# Interpretation of ordinal logistic regression

I ran this ordinal logistic regression in R:

``````mtcars_ordinal <- polr(as.factor(carb) ~ mpg, mtcars)
``````

I got this summary of the model:

``````summary(mtcars_ordinal)

Re-fitting to get Hessian

Call:
polr(formula = as.factor(carb) ~ mpg, data = mtcars)

Coefficients:
Value Std. Error t value
mpg -0.2335    0.06855  -3.406

Intercepts:
Value   Std. Error t value
1|2 -6.4706  1.6443    -3.9352
2|3 -4.4158  1.3634    -3.2388
3|4 -3.8508  1.3087    -2.9425
4|6 -1.2829  1.3254    -0.9679
6|8 -0.5544  1.5018    -0.3692

Residual Deviance: 81.36633
AIC: 93.36633
``````

I can get the log odds of the coefficient for `mpg` like this:

``````exp(coef(mtcars_ordinal))
mpg
0.7917679
``````

And the the log odds of the thresholds like:

``````exp(mtcars_ordinal\$zeta)

1|2         2|3         3|4         4|6         6|8
0.001548286 0.012084834 0.021262900 0.277242397 0.574406353
``````

Could someone tell me if my interpretation of this model is correct:

As `mpg` increases by one unit, the odds of moving from category 1 of `carb` into any of the other 5 categories, decreases by -0.23. If the log odds crosses the threshold of 0.0015, then the predicted value for a car will be category 2 of `carb`. If the log odds crosses the threshold of 0.0121, then the predicted value for a car will be category 3 of `carb`, and so on.
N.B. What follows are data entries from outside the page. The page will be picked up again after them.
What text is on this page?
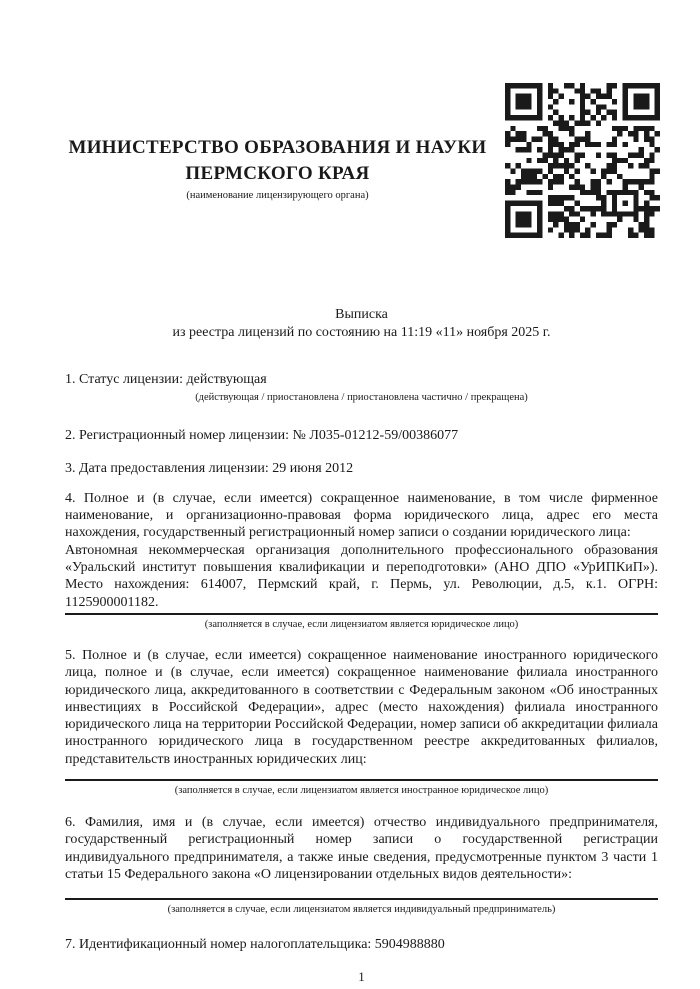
МИНИСТЕРСТВО ОБРАЗОВАНИЯ И НАУКИ
ПЕРМСКОГО КРАЯ
(наименование лицензирующего органа)
Выписка
из реестра лицензий по состоянию на 11:19 «11» ноября 2025 г.

1. Статус лицензии: действующая

(действующая / приостановлена / приостановлена частично / прекращена)

2. Регистрационный номер лицензии: № Л035-01212-59/00386077

3. Дата предоставления лицензии: 29 июня 2012

4. Полное и (в случае, если имеется) сокращенное наименование, в том числе фирменное наименование, и организационно-правовая форма юридического лица, адрес его места нахождения, государственный регистрационный номер записи о создании юридического лица:

Автономная некоммерческая организация дополнительного профессионального образования «Уральский институт повышения квалификации и переподготовки» (АНО ДПО «УрИПКиП»). Место нахождения: 614007, Пермский край, г. Пермь, ул. Революции, д.5, к.1. ОГРН: 1125900001182.

(заполняется в случае, если лицензиатом является юридическое лицо)

5. Полное и (в случае, если имеется) сокращенное наименование иностранного юридического лица, полное и (в случае, если имеется) сокращенное наименование филиала иностранного юридического лица, аккредитованного в соответствии с Федеральным законом «Об иностранных инвестициях в Российской Федерации», адрес (место нахождения) филиала иностранного юридического лица на территории Российской Федерации, номер записи об аккредитации филиала иностранного юридического лица в государственном реестре аккредитованных филиалов, представительств иностранных юридических лиц:

(заполняется в случае, если лицензиатом является иностранное юридическое лицо)

6. Фамилия, имя и (в случае, если имеется) отчество индивидуального предпринимателя, государственный регистрационный номер записи о государственной регистрации индивидуального предпринимателя, а также иные сведения, предусмотренные пунктом 3 части 1 статьи 15 Федерального закона «О лицензировании отдельных видов деятельности»:

(заполняется в случае, если лицензиатом является индивидуальный предприниматель)

7. Идентификационный номер налогоплательщика: 5904988880

1
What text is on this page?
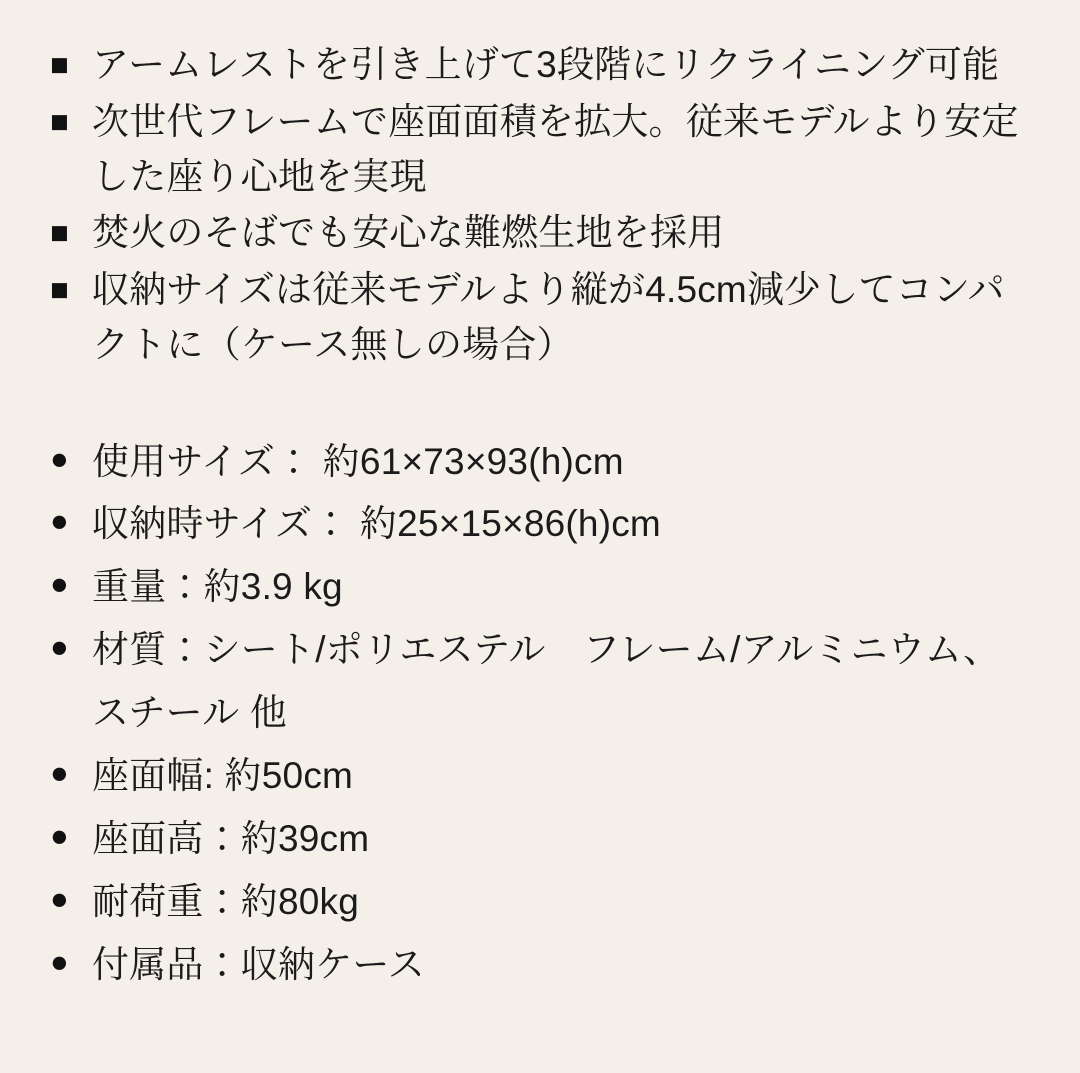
■ アームレストを引き上げて3段階にリクライニング可能
■ 次世代フレームで座面面積を拡大。従来モデルより安定した座り心地を実現
■ 焚火のそばでも安心な難燃生地を採用
■ 収納サイズは従来モデルより縦が4.5cm減少してコンパクトに（ケース無しの場合）
● 使用サイズ： 約61×73×93(h)cm
● 収納時サイズ： 約25×15×86(h)cm
● 重量：約3.9 kg
● 材質：シート/ポリエステル　フレーム/アルミニウム、スチール 他
● 座面幅: 約50cm
● 座面高：約39cm
● 耐荷重：約80kg
● 付属品：収納ケース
You have perfectly confused odds and log odds. Log odds are the coefficients; odds are exponentiated coefficients. Besides, the odds interpretation goes the other way round. (I grew up with econometrics thinking about the limited dependent variables, and the odds interpretation of the ordinal regression is… uhm… amusing to me.) So your first statement should read, “As `mpg` increases by one unit, the odds of observing category 1 of `carb` vs. other 5 categories increase by 21%.”
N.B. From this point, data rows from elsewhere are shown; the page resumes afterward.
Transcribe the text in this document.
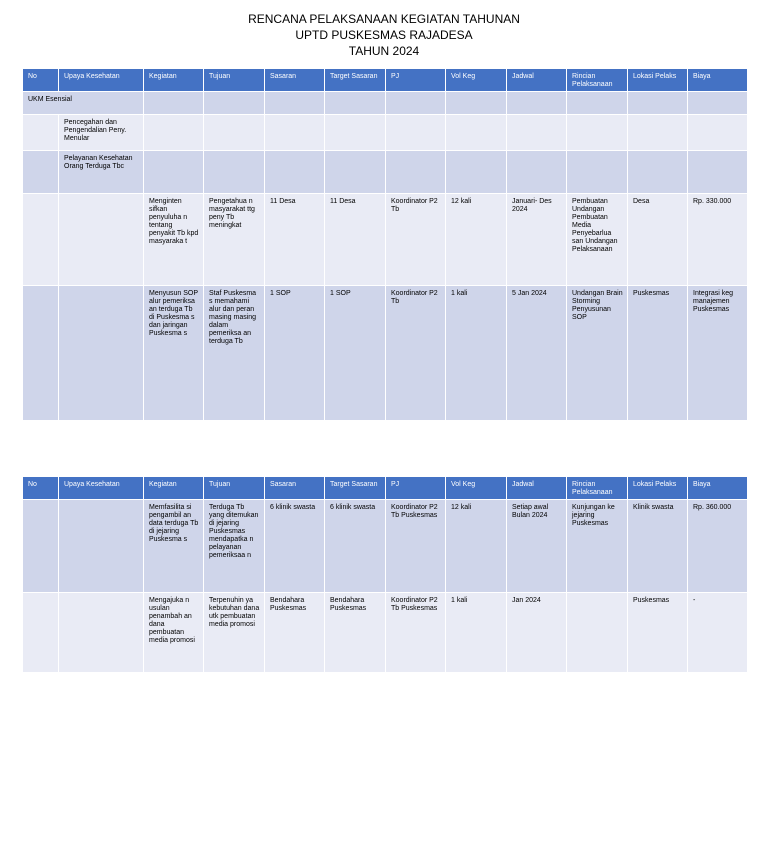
RENCANA PELAKSANAAN KEGIATAN TAHUNAN
UPTD PUSKESMAS RAJADESA
TAHUN 2024
No	Upaya Kesehatan	Kegiatan	Tujuan	Sasaran	Target Sasaran	PJ	Vol Keg	Jadwal	Rincian Pelaksanaan	Lokasi Pelaks	Biaya
UKM Esensial											
	Pencegahan dan Pengendalian Peny. Menular										
	Pelayanan Kesehatan Orang Terduga Tbc										
		Menginten sifkan penyuluha n tentang penyakit Tb kpd masyaraka t	Pengetahua n masyarakat ttg peny Tb meningkat	11 Desa	11 Desa	Koordinator P2 Tb	12 kali	Januari- Des 2024	Pembuatan Undangan Pembuatan Media Penyebarlua san Undangan Pelaksanaan	Desa	Rp. 330.000
		Menyusun SOP alur pemeriksa an terduga Tb di Puskesma s dan jaringan Puskesma s	Staf Puskesma s memahami alur dan peran masing masing dalam pemeriksa an terduga Tb	1 SOP	1 SOP	Koordinator P2 Tb	1 kali	5 Jan 2024	Undangan Brain Storming Penyusunan SOP	Puskesmas	Integrasi keg manajemen Puskesmas
No	Upaya Kesehatan	Kegiatan	Tujuan	Sasaran	Target Sasaran	PJ	Vol Keg	Jadwal	Rincian Pelaksanaan	Lokasi Pelaks	Biaya
		Memfasilita si pengambil an data terduga Tb di jejaring Puskesma s	Terduga Tb yang ditemukan di jejaring Puskesmas mendapatka n pelayanan pemeriksaa n	6 klinik swasta	6 klinik swasta	Koordinator P2 Tb Puskesmas	12 kali	Setiap awal Bulan 2024	Kunjungan ke jejaring Puskesmas	Klinik swasta	Rp. 360.000
		Mengajuka n usulan penambah an dana pembuatan media promosi	Terpenuhin ya kebutuhan dana utk pembuatan media promosi	Bendahara Puskesmas	Bendahara Puskesmas	Koordinator P2 Tb Puskesmas	1 kali	Jan 2024		Puskesmas	-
As far as the interpretation of the thresholds goes, you really have to plot all of the predicted curves to be able to say what the modal prediction is:

``````mpg   <- seq(from=5, to=40, by=1)
xbeta <- mpg*(-0.2335)
logistic_cdf <- function(x) {
return( 1/(1+exp(-x) ) )
}

p1 <- logistic_cdf( -6.4706 - xbeta )
p2 <- logistic_cdf( -4.4158 - xbeta ) - logistic_cdf( -6.4706 - xbeta )
p3 <- logistic_cdf( -3.8508 - xbeta ) - logistic_cdf( -4.4158 - xbeta )
p4 <- logistic_cdf( -1.2829 - xbeta ) - logistic_cdf( -3.8508 - xbeta )
p6 <- logistic_cdf( -0.5544 - xbeta ) - logistic_cdf( -1.2829 - xbeta )
p8 <- 1 - logistic_cdf( -0.5544 - xbeta )

plot(mpg, p1, type='l', ylab='Prob')
lines(mpg, p2, col='red')
lines(mpg, p3, col='blue')
lines(mpg, p4, col='green')
lines(mpg, p6, col='purple')
lines(mpg, p8, col='brown')
legend("topleft", lty=1, col=c("black", "red", "blue", "green", "purple", "brown"),
legend=c("carb 1", "carb 2", "carb 3", "carb 4", "carb 5", "carb 6"))
``````

The blue curve for the 3rd category never picked up, and neither did the purple curve for the 6th category. So if anything I would say that for values of `mpg` above 27 have, the most likely category is 1; between 18 and 27, category 2; between 4 and 18, category 4; and below 4, category 8. (I wonder what it is that you are studying — commercial trucks? Most passenger cars these days should have mpg > 25). You may want to try to determine the intersection points more accurately.

I also noticed that you have these weird categories that go 1, 2, 3, 4, then 6 (skipping 5), then 8 (skipping 7). If 5 and 7 were missing by design, that’s fine. If these are valid categories that `carb` just does not fall into, this is not good.